I love that you are comparing against old grows to optimize your environment. Right now all of my knowledge is from what I have read. The real word is not always the same ;)
Happy Growing.
 
.. but I have to wait for the soil to dry & that's taking 5-7 days each time.

I guess what I'm saying is:

Say you water Day 5 (1mg level). It takes till Day 12 before they need feed. Skip to 3 mg. Bypass 2 all together. At your plants age, the next watering I'd do 4mg based on my "Days Old" schedule.

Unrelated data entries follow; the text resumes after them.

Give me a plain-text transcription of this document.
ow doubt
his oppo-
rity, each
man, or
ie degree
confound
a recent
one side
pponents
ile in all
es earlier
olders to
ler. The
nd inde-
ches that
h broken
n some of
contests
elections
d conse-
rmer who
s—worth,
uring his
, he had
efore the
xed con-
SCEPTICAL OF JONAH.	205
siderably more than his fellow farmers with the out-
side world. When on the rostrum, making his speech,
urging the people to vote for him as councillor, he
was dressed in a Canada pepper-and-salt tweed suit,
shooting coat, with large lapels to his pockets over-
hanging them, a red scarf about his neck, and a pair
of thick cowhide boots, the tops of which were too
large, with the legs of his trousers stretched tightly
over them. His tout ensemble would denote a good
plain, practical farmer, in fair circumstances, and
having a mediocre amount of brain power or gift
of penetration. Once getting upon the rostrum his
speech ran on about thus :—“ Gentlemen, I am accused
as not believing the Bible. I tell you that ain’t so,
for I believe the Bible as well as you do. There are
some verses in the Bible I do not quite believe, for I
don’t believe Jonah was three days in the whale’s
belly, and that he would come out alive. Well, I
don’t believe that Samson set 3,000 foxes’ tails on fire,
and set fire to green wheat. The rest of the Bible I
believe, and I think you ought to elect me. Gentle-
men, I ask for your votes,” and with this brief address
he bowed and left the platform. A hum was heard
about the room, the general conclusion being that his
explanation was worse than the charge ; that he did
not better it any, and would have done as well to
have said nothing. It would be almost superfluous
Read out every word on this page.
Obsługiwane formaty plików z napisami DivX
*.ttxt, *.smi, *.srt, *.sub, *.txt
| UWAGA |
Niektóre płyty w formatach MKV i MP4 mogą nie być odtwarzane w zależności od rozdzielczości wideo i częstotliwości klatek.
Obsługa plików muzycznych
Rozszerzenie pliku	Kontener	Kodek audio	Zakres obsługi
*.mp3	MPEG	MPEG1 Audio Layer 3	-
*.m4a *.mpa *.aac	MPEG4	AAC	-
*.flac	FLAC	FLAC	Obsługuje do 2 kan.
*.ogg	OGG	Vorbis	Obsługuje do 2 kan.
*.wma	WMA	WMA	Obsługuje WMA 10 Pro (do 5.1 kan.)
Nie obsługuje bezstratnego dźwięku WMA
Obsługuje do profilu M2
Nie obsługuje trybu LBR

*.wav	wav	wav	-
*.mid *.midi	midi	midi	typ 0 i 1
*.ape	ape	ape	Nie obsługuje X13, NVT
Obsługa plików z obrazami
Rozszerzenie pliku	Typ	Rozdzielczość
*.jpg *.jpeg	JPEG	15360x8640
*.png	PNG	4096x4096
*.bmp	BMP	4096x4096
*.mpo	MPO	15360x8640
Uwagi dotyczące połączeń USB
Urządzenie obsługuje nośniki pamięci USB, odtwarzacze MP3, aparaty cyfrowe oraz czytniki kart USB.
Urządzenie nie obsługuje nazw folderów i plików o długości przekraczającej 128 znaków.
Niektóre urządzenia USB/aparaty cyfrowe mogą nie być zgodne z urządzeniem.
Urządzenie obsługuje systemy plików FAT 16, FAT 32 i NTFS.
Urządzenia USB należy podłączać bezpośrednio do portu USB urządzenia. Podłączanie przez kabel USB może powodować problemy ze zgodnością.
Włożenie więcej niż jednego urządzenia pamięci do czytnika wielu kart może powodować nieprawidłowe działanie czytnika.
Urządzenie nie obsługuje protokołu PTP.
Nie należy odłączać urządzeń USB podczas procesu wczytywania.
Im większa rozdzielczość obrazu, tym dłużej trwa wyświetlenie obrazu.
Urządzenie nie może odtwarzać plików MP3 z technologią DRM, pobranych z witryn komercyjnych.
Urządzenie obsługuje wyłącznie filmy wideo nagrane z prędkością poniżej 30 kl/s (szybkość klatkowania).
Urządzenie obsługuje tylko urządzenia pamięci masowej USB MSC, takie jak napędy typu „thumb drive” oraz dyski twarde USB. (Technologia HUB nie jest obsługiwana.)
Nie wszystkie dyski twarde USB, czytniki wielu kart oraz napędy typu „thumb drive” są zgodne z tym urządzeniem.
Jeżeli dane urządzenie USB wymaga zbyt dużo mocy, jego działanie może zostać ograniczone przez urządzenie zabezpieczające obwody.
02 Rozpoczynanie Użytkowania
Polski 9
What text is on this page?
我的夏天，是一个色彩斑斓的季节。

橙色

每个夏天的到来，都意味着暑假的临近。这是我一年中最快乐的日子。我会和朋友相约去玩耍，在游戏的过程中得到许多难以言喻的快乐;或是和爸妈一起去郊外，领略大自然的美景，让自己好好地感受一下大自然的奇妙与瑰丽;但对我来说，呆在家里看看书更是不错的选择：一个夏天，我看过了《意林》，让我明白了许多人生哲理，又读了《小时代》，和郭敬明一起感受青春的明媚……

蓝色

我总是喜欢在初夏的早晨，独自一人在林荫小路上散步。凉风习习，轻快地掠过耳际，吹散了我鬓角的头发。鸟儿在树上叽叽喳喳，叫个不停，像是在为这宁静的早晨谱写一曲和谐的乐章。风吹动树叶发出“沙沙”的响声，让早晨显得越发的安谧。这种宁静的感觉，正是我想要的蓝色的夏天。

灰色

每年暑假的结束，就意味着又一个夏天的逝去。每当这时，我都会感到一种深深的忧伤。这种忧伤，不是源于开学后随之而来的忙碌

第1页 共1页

You were contemplating 2.5 or 3, I'm saying you may want to go even stronger than that.
 
I guess what I'm saying is:

Say you water Day 5 (1mg level). It takes till Day 12 before they need feed. Skip to 3 mg. Bypass 2 all together. At your plants age, the next watering I'd do 4mg based on my "Days Old" schedule. You were contemplating 2.5 or 3, I'm saying you may want to go even stronger than that.
By the Thanks I'd say Shed agrees with you so I'll go ahead & up it to 3 gr. per gal. on the next feed.
Temp got 84F & 58% RH with doors closed. I'm thinking about setting my AC on 81F so it doesn't go over that & it still wont run as often or during lights out. Lights out temps are 75 - 77F so it shouldn't kick on. I want to go with a slightly higher temp this grow than the past couple I did at 77F through Veg & dropped it little by little in Flower. I have to see if there's a difference in yield. My biggest yields were all with high temps so I have to test this to see. 81F isn't really all that high though as long as I don't see heat stress.